Kedekatan Lay dan Yuqi kini sudah terlihat, baik Minnie ataupun para sahabat Lay. Sangat mendukung, jika Yuqi dan Lay menjadi sepasang kekasih.
Apalagi, akhir-akhir ini Yuqi selalu di antar-jemput oleh Lay.
Kedekatan ini terjadi setelah mereka menampilkan pertunjukkan musik di acara kegiatan amal.
Hingga sekarang keduanya menjadi sangat dekat.

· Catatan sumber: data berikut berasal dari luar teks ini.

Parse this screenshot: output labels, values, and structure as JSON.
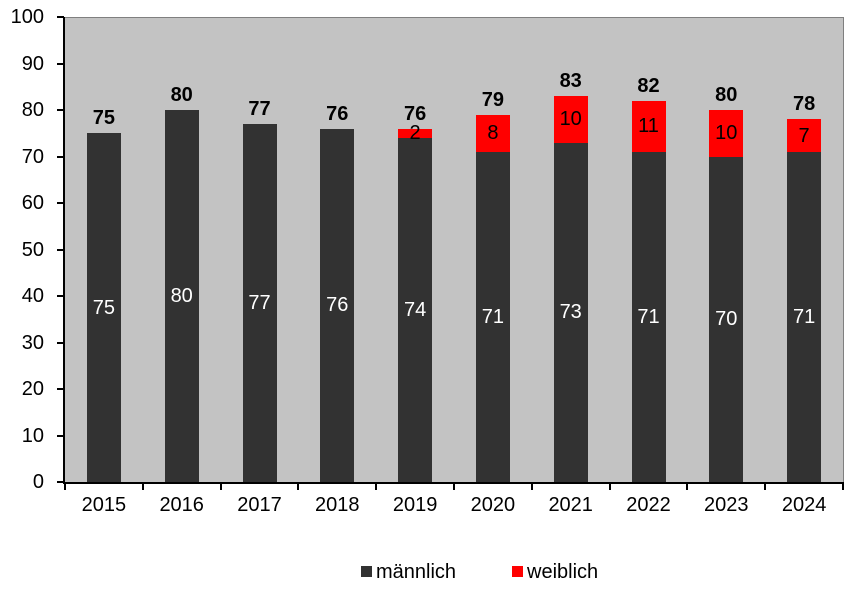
{
  "chart_data": {
    "type": "bar",
    "stacked": true,
    "title": "",
    "categories": [
      "2015",
      "2016",
      "2017",
      "2018",
      "2019",
      "2020",
      "2021",
      "2022",
      "2023",
      "2024"
    ],
    "series": [
      {
        "name": "männlich",
        "color": "#323232",
        "label_color": "#ffffff",
        "values": [
          75,
          80,
          77,
          76,
          74,
          71,
          73,
          71,
          70,
          71
        ]
      },
      {
        "name": "weiblich",
        "color": "#ff0000",
        "label_color": "#000000",
        "values": [
          0,
          0,
          0,
          0,
          2,
          8,
          10,
          11,
          10,
          7
        ]
      }
    ],
    "totals": [
      75,
      80,
      77,
      76,
      76,
      79,
      83,
      82,
      80,
      78
    ],
    "ylim": [
      0,
      100
    ],
    "yticks": [
      0,
      10,
      20,
      30,
      40,
      50,
      60,
      70,
      80,
      90,
      100
    ],
    "xlabel": "",
    "ylabel": "",
    "grid": false,
    "legend_position": "bottom",
    "plot_bg_color": "#c3c3c3",
    "axis_color": "#000000",
    "plot_border_color": "#7f7f7f"
  }
}
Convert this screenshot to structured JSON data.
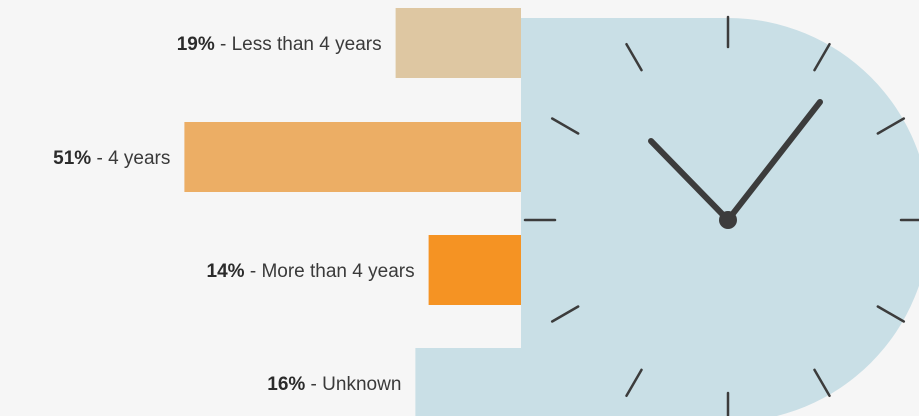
{
  "chart_data": {
    "type": "bar",
    "orientation": "horizontal",
    "grid": false,
    "legend": "none",
    "categories": [
      "Less than 4 years",
      "4 years",
      "More than 4 years",
      "Unknown"
    ],
    "values": [
      19,
      51,
      14,
      16
    ],
    "value_labels": [
      "19%",
      "51%",
      "14%",
      "16%"
    ],
    "separator": " - ",
    "colors": [
      "#dec7a2",
      "#ecae65",
      "#f59323",
      "#c9dfe6"
    ],
    "clock": {
      "face_color": "#c9dfe6",
      "hand_color": "#3c3c3c",
      "icon": "clock-icon"
    }
  }
}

Yuqi yang biasanya canggung dihadapan Lay, kini mulai terbiasa. Gadis itu sudah menjadi dirinya sendiri, ketika bersama Lay.
Begitupula dengan Lay, pria itu sudah dapat memahami bagaimana cara mengatasi perempuan.
Lay bahkan tak canggung jika mengobrol berdua dengan Renjun, atau mengajak Yuqi jalan-jalan.
Semuanya terjadi dengan sangat alami.
Baik Lay ataupun Yuqi kini sedang dalam masa pendekatan.

"Lay, aku merepotkan mu ya?" tanya Yuqi setelah turun dari mobil Lay.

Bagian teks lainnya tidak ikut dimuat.